A critical SQL injection vulnerability has been discovered in the Ultimate Product Catalogue plugin, potentially exposing websites to data theft and other malicious activities. This vulnerability, reported by Ilyase Dehy, allows attackers to execute arbitrary SQL commands, leading to potential compromise of sensitive data and system integrity. The vulnerability was promptly patched in version 7.7 of the Ultimate Product Catalogue plugin, emphasizing the importance of updating to the latest version to ensure WordPress security and protect against malware.

The SQL injection vulnerability occurs within the UPCP_Product_Table class, enabling attackers to inject arbitrary SQL commands into the class and execute them on the database.


With a CVSS 3.1 score of 7.6, this vulnerability is classified as high severity.
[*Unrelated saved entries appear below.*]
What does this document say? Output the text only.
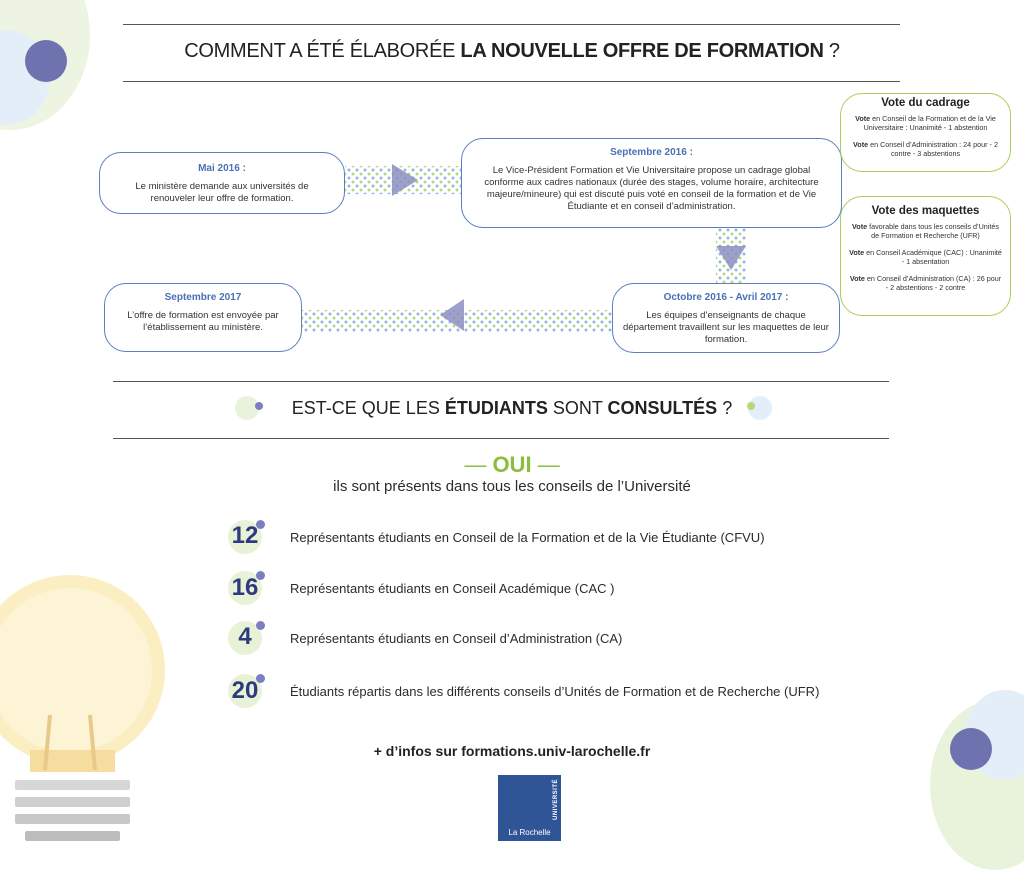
COMMENT A ÉTÉ ÉLABORÉE LA NOUVELLE OFFRE DE FORMATION ?
Mai 2016 :
Le ministère demande aux universités de renouveler leur offre de formation.
Septembre 2016 :
Le Vice-Président Formation et Vie Universitaire propose un cadrage global conforme aux cadres nationaux (durée des stages, volume horaire, architecture majeure/mineure) qui est discuté puis voté en conseil de la formation et de Vie Étudiante et en conseil d’administration.
Octobre 2016 - Avril 2017 :
Les équipes d’enseignants de chaque département travaillent sur les maquettes de leur formation.
Septembre 2017
L’offre de formation est envoyée par l’établissement au ministère.
Vote du cadrage

Vote en Conseil de la Formation et de la Vie Universitaire : Unanimité - 1 abstention

Vote en Conseil d’Administration : 24 pour - 2 contre - 3 abstentions

Vote des maquettes

Vote favorable dans tous les conseils d’Unités de Formation et Recherche (UFR)

Vote en Conseil Académique (CAC) : Unanimité - 1 absentation

Vote en Conseil d’Administration (CA) : 26 pour - 2 abstentions - 2 contre

EST-CE QUE LES ÉTUDIANTS SONT CONSULTÉS ?
— OUI —
ils sont présents dans tous les conseils de l’Université
12	Représentants étudiants en Conseil de la Formation et de la Vie Étudiante (CFVU)
16	Représentants étudiants en Conseil Académique (CAC )
4	Représentants étudiants en Conseil d’Administration (CA)
20	Étudiants répartis dans les différents conseils d’Unités de Formation et de Recherche (UFR)
+ d’infos sur formations.univ-larochelle.fr
UNIVERSITÉ
La Rochelle
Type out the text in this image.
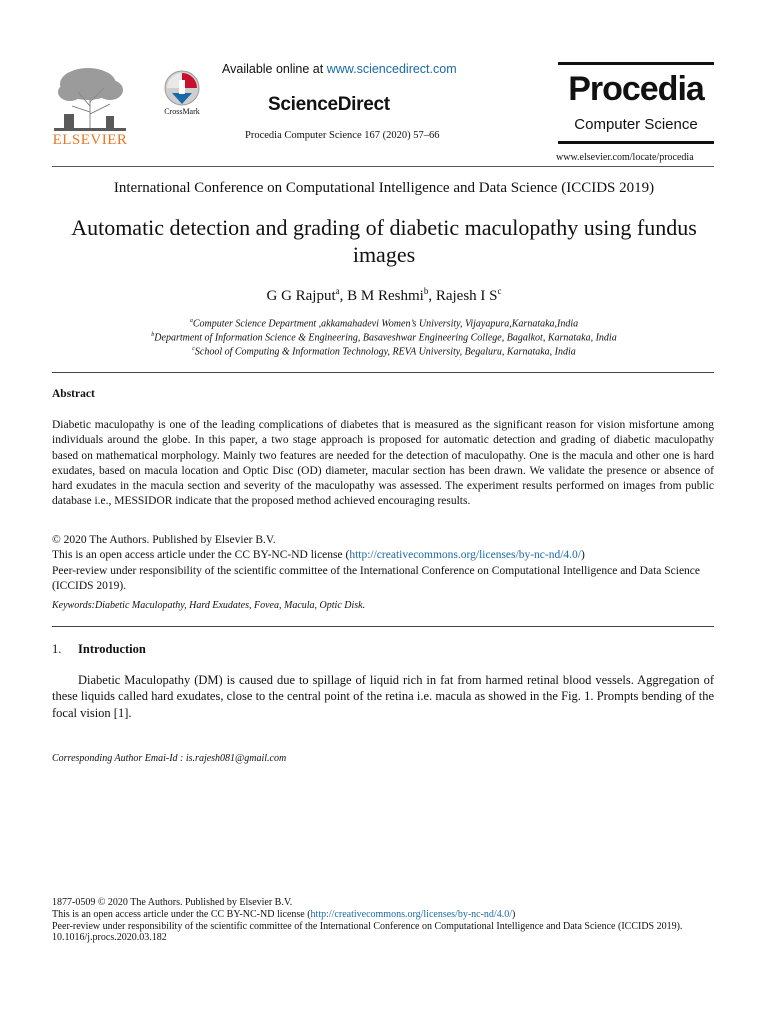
ELSEVIER
CrossMark
Available online at www.sciencedirect.com
ScienceDirect
Procedia Computer Science 167 (2020) 57–66
Procedia
Computer Science
www.elsevier.com/locate/procedia
International Conference on Computational Intelligence and Data Science (ICCIDS 2019)
Automatic detection and grading of diabetic maculopathy using fundus images
G G Rajput$^a$, B M Reshmi$^b$, Rajesh I $S^c$
$^a$Computer Science Department ,akkamahadevi Women’s University, Vijayapura,Karnataka,India
$^b$Department of Information Science & Engineering, Basaveshwar Engineering College, Bagalkot, Karnataka, India
$^c$School of Computing & Information Technology, REVA University, Begaluru, Karnataka, India
Abstract
Diabetic maculopathy is one of the leading complications of diabetes that is measured as the significant reason for vision misfortune among individuals around the globe. In this paper, a two stage approach is proposed for automatic detection and grading of diabetic maculopathy based on mathematical morphology. Mainly two features are needed for the detection of maculopathy. One is the macula and other one is hard exudates, based on macula location and Optic Disc (OD) diameter, macular section has been drawn. We validate the presence or absence of hard exudates in the macula section and severity of the maculopathy was assessed. The experiment results performed on images from public database i.e., MESSIDOR indicate that the proposed method achieved encouraging results.
© 2020 The Authors. Published by Elsevier B.V.
This is an open access article under the CC BY-NC-ND license (http://creativecommons.org/licenses/by-nc-nd/4.0/)
Peer-review under responsibility of the scientific committee of the International Conference on Computational Intelligence and Data Science (ICCIDS 2019).
Keywords:Diabetic Maculopathy, Hard Exudates, Fovea, Macula, Optic Disk.
1. Introduction
Diabetic Maculopathy (DM) is caused due to spillage of liquid rich in fat from harmed retinal blood vessels. Aggregation of these liquids called hard exudates, close to the central point of the retina i.e. macula as showed in the Fig. 1. Prompts bending of the focal vision [1].
Corresponding Author Emai-Id : is.rajesh081@gmail.com
1877-0509 © 2020 The Authors. Published by Elsevier B.V.
This is an open access article under the CC BY-NC-ND license (http://creativecommons.org/licenses/by-nc-nd/4.0/)
Peer-review under responsibility of the scientific committee of the International Conference on Computational Intelligence and Data Science (ICCIDS 2019).
10.1016/j.procs.2020.03.182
Its likelihood of exploitation poses significant risks to affected systems.

Affected Versions:

The Ultimate Product Catalogue versions 7.6 and earlier are vulnerable to this exploit.


Exploiting this vulnerability grants attackers several dangerous capabilities, including

• Reading or altering sensitive data stored in the database

• Creating or deleting arbitrary database records

• Executing unauthorized commands on the affected system


For users running any version of the affected Ultimate Product Catalogue plugin, it is imperative to update to version 7.7 without delay. This latest release contains a comprehensive fix for the SQL injection vulnerability, ensuring your WordPress site is protected from potential attacks.